I had heard nothing but bad buzz last Christmas about PASSENGERS. It was always "the trailers make you think its something it's not" or "that's not what I thought it was going to be".
While both of those statements are essentially true, in this case it's a pleasant surprise, as the film definitely exceeded our expectations.
The entire film takes place on the Starship Avalon. Like some MASSIVE cruise ship of the future, the vessel is transporting 5000 passengers on a 120 year voyage to a new planet.
The set design of the ship is excellent and new, this isn't a ship you've seen before.
The Avalon is self sufficient, with everyone in hibernation for the century plus voyage. It's flawless....or is it?
One of the hibernation pods malfunctions and engineer Jim Preston (Chris Pratt) awakens.
The special effects involving his waking up, the holographic person helping him through the process and his initial time on the ship are spectacular.

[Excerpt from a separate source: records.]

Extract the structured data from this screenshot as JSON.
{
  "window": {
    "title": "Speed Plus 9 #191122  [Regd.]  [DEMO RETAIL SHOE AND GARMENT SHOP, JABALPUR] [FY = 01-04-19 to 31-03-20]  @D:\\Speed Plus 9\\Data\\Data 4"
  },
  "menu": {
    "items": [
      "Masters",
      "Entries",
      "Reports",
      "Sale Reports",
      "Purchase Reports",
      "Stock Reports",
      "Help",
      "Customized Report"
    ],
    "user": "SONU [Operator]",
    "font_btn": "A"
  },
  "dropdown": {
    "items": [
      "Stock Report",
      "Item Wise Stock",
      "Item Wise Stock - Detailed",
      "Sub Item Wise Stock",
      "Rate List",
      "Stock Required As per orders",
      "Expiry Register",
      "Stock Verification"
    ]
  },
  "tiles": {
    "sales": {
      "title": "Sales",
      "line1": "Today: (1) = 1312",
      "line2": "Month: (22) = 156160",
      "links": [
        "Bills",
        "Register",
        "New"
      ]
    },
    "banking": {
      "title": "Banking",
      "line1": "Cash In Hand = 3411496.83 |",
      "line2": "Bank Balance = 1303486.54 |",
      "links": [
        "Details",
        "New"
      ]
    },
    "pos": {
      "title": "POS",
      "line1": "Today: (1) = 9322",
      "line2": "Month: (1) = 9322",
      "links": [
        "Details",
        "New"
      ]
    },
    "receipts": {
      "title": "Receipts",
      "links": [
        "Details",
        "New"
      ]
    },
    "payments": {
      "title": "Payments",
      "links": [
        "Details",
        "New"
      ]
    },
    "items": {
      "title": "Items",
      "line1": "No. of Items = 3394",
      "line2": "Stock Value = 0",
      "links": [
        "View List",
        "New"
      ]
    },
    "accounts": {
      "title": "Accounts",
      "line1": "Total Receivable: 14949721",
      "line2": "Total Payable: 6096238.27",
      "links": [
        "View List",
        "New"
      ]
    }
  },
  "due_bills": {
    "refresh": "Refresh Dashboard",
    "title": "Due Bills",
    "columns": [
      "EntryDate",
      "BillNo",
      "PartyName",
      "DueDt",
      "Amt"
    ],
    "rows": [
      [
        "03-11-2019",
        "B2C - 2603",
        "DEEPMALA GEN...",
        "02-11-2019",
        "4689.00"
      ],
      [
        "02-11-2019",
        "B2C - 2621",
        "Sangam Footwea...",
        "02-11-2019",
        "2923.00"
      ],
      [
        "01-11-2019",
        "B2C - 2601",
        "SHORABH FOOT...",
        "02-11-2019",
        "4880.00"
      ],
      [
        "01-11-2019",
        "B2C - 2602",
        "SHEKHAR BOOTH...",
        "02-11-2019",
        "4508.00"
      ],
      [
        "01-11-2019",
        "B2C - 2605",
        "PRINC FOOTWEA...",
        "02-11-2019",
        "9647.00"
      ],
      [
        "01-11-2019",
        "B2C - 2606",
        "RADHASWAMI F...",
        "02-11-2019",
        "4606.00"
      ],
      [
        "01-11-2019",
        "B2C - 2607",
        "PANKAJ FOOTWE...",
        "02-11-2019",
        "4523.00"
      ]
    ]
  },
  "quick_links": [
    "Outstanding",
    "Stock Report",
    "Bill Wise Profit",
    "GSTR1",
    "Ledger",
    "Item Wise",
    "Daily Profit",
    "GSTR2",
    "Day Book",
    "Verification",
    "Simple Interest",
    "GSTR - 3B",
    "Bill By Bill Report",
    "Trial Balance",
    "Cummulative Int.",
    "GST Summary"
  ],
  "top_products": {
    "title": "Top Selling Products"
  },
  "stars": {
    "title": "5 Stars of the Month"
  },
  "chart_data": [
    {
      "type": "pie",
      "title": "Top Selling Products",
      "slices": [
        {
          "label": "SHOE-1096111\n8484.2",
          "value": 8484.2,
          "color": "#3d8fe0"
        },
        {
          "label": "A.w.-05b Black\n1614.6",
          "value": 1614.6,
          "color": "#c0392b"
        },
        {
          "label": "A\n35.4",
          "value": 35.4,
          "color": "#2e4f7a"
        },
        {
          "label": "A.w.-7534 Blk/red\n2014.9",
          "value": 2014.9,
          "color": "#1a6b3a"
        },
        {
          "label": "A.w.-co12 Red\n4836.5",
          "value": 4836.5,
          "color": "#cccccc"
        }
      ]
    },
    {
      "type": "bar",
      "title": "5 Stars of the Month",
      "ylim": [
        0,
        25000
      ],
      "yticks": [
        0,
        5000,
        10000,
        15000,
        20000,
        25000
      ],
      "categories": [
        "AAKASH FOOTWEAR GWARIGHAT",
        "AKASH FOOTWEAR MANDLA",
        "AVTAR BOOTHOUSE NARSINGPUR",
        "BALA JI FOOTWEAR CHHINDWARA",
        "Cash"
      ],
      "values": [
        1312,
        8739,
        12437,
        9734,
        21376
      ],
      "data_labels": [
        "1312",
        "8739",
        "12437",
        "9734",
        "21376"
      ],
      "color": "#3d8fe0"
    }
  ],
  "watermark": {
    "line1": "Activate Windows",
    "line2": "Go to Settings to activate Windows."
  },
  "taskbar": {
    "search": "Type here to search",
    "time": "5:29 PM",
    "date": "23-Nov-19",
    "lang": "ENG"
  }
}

You know very shortly into this sequence, that the filmmakers have spent a fortune ($110 million) and every penny shows up on screen.
Preston soon realizes he's alone on the huge vessel and Pratt is great, showing you all the laughs, nervousness and eventual terror of realizing you are alone and you've woken up some 90 years early.
Preston's only companion on the ship is the lounge's android bartender Arthur, well played by Michael Sheen (Frost/Nixon, TRON:Legacy).
Arthur looks so much like Lloyd the bartender in "The Shining" that it can't be a coincidence. I began to wonder if Preston was losing his mind like Jack Torrance in Stephen King's masterpiece.
After a year alone, Preston finds the silence broken by another awakened passenger. Aurora Lane (Jennifer Lawrence) is an author from a wealthy family, traveling on the Avalon to write a story about the new Homestead Colony.
Aurora and Jim meet and he watches her go through all the phases he has for his past year alone.
As that year passes, the two begin to become more than strangers, more than friends.
And where PASSENGERS goes from there is a mystery best left quiet. I enjoyed the film because everything I've described above is in the trailers, but just like those trailers, I've left out some very important details around the story.
If audiences were disappointed, they might have expected an action packed, fast moving space thriller.
Passengers has some great action pieces, but its more drama than action. These two people find each other in an impossible situation, how they deal with it and the ripples of those choices are the focus of the film.
Thomas Newman (Skyfall, Spectre) provides a great music score and the Oscar nominated set design by Guy Hendrix Dyas and Gene Serdena (Inception, Zombieland) is fantastic. If you have to live your life on a spaceship, this giant floating upscale city/mall is the way to go. I'd put the visuals in this film right alongside "Doctor Strange" as the two best looking films of the year.
Lawrence and Pratt are great together and have real chemistry.
For me, PASSENGERS is an unexpected surprise and a voyage well worth taking. It gets a quiet, suspenseful and intriguing B.